I saw Rikuzentakata for the first time four days before the tsunami. I remember a big beautiful pine forest with high schoolers running relays on the beach. I remember a river with boys from a row team coming through. I remember my friend and I running into an older birdwatcher, a friend of his. His glasses and his friendly expression and the video of a goose he showed me on his camcorder. He was never found. The yachts were floating peacefully in the harbor. Any time I want to, I can remember that place. The high schoolers are still running relays, the boys are still rowing in the river, my friend's friend is still on his bicycle waiting to show us his videos of birds. Every time I remember it the sky seems bluer and the day is sunnier and all of the high schoolers running their relays look so, so happy.

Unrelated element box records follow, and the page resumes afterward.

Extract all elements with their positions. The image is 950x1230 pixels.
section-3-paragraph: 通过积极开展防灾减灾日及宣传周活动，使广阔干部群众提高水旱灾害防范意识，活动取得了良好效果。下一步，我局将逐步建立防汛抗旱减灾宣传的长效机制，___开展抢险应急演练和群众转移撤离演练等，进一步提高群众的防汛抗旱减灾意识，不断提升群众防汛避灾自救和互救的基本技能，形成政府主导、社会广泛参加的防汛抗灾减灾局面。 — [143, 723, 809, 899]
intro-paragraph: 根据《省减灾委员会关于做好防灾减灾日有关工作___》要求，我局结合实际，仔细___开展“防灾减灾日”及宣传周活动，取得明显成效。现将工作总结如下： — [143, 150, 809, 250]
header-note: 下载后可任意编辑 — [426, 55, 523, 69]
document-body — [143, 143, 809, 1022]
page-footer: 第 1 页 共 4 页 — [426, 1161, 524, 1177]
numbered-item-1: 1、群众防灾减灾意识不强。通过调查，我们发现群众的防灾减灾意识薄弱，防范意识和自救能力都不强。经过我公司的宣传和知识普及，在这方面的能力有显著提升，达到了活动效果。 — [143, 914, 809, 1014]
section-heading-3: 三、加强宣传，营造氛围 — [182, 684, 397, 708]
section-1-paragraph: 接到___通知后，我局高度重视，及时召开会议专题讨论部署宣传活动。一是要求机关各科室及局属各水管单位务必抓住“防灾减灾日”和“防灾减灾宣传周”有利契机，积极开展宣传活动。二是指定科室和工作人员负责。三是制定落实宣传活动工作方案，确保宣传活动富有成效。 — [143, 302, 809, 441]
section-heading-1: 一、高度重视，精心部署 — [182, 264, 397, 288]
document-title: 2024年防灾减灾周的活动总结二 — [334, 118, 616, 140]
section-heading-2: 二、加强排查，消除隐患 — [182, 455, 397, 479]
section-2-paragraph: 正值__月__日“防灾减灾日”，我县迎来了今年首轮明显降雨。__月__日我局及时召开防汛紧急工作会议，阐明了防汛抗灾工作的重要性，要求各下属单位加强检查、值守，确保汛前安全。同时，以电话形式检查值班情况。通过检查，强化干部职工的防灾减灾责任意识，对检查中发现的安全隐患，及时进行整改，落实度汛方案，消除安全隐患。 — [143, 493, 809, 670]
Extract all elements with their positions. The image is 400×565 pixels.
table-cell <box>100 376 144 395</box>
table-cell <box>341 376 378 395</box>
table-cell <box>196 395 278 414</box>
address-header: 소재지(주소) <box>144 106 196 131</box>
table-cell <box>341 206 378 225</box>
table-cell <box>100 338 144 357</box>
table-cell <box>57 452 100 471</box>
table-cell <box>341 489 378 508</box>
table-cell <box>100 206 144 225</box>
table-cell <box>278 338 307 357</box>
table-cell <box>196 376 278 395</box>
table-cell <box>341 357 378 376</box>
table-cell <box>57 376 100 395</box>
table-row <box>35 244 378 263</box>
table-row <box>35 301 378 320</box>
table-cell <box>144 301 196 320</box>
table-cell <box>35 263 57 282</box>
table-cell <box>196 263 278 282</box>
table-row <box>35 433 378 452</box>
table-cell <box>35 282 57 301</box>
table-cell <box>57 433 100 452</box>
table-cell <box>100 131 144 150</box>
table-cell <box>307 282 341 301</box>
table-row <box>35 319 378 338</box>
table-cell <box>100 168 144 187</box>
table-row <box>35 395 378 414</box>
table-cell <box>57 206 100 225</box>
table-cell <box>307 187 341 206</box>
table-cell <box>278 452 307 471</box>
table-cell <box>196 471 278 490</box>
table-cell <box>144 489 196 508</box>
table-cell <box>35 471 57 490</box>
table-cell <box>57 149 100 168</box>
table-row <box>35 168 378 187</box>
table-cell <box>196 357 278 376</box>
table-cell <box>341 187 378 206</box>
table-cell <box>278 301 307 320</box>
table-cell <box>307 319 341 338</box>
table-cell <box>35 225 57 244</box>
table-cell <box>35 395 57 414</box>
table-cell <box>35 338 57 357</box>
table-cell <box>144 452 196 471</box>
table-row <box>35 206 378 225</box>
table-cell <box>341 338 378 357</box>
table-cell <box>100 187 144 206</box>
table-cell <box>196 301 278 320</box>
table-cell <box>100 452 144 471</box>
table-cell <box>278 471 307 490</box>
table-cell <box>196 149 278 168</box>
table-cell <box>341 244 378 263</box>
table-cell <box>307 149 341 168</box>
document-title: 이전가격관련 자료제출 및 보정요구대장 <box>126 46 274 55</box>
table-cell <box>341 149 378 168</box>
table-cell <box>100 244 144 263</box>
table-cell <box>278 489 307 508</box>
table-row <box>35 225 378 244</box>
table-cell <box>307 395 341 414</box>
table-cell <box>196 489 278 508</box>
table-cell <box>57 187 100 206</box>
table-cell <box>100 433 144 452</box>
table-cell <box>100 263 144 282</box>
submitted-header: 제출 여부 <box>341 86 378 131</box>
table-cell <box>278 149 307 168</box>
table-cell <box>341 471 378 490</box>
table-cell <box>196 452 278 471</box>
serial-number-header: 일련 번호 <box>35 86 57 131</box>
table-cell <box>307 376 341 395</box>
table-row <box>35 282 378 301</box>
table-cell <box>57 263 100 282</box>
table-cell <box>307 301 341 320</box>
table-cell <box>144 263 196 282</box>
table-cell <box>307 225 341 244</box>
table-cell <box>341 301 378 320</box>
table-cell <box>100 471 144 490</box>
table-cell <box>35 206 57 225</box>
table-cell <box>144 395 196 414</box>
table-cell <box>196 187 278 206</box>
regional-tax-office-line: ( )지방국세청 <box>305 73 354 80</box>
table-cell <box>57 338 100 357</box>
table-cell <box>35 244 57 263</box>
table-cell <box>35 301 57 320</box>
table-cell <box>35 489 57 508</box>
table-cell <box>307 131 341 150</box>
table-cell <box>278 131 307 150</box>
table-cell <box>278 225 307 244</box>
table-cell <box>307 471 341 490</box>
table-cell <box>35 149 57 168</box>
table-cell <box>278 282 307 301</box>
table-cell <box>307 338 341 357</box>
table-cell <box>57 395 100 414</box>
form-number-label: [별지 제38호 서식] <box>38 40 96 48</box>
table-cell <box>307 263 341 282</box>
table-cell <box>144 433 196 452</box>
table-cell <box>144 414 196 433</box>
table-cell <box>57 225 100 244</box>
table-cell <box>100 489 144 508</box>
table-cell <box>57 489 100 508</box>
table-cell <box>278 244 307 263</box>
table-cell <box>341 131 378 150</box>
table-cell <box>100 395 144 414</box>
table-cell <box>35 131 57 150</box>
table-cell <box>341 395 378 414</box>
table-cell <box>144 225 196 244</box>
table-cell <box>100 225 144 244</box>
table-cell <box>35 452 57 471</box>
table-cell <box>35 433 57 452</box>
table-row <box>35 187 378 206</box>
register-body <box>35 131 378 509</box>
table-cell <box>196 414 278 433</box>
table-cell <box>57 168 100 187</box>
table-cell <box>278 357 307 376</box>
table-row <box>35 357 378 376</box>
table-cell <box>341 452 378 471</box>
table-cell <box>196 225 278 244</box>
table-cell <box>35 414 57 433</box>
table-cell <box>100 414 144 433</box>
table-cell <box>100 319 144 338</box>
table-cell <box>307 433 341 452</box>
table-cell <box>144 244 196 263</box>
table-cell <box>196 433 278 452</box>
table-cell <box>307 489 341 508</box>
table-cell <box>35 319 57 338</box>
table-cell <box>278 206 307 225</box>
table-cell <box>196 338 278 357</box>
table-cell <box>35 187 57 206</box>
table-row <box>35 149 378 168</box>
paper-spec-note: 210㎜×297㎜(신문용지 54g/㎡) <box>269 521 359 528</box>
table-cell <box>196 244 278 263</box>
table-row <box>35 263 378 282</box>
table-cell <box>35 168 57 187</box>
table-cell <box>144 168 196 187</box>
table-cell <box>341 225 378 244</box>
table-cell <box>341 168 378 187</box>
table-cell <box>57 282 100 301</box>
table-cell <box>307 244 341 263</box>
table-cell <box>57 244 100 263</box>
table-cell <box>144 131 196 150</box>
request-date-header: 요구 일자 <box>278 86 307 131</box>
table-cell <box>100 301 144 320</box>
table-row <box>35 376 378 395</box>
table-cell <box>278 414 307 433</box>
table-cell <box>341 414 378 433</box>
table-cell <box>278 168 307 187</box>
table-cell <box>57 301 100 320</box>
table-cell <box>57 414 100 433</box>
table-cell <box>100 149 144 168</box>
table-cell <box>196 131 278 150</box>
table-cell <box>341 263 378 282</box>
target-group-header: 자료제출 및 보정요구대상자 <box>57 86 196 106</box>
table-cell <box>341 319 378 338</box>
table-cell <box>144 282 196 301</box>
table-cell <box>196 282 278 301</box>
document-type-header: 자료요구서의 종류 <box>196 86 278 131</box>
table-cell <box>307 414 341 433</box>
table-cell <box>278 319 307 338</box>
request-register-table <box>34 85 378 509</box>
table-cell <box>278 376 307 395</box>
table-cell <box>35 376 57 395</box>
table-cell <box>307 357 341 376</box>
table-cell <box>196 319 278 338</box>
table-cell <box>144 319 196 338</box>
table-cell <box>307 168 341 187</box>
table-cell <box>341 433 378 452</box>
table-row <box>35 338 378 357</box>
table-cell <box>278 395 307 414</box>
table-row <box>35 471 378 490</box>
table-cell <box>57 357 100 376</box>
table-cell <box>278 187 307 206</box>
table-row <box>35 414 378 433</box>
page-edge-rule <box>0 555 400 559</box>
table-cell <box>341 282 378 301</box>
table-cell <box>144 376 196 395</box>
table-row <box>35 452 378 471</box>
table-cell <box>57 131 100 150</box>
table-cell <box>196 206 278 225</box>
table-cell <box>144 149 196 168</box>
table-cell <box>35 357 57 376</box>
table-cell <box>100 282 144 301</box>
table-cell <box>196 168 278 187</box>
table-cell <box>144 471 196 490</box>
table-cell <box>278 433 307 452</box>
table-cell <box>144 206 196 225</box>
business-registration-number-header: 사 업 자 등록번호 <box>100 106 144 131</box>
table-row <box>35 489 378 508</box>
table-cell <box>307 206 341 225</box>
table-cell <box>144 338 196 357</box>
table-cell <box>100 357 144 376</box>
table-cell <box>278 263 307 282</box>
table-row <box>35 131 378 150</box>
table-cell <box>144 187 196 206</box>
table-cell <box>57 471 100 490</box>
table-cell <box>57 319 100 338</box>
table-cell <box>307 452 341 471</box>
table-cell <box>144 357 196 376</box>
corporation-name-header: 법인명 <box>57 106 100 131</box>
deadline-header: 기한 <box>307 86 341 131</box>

This is the place I remember.
On Saturday, one HANDS team made flower beds for an old folks home in Kamaishi, and the other put on a Christmas party for Kaminakashima temporary housing unit, also in Kamaishi. We are taking volunteers every day in December except today, because of the party we had last night, and we will still be taking volunteers every day in January.
The ground is white with the snow that got dumped on Kitakami last night and people are gingerly shoveling their driveways. The swans are happy and my heater is ineffective and it looks like winter is here. I'm getting on the shinkansen to Tokyo in about four hours and haven't packed yet, how's that for procrastination? Merry Christmas and Happy New Year.
Thank you Anna. Volunteering is fun and satisfying. Sometimes it's sobering and often morbid. But, I think that it is the combination of these things, that people come back to volunteer again and again. See you in the new year with my work gloves on!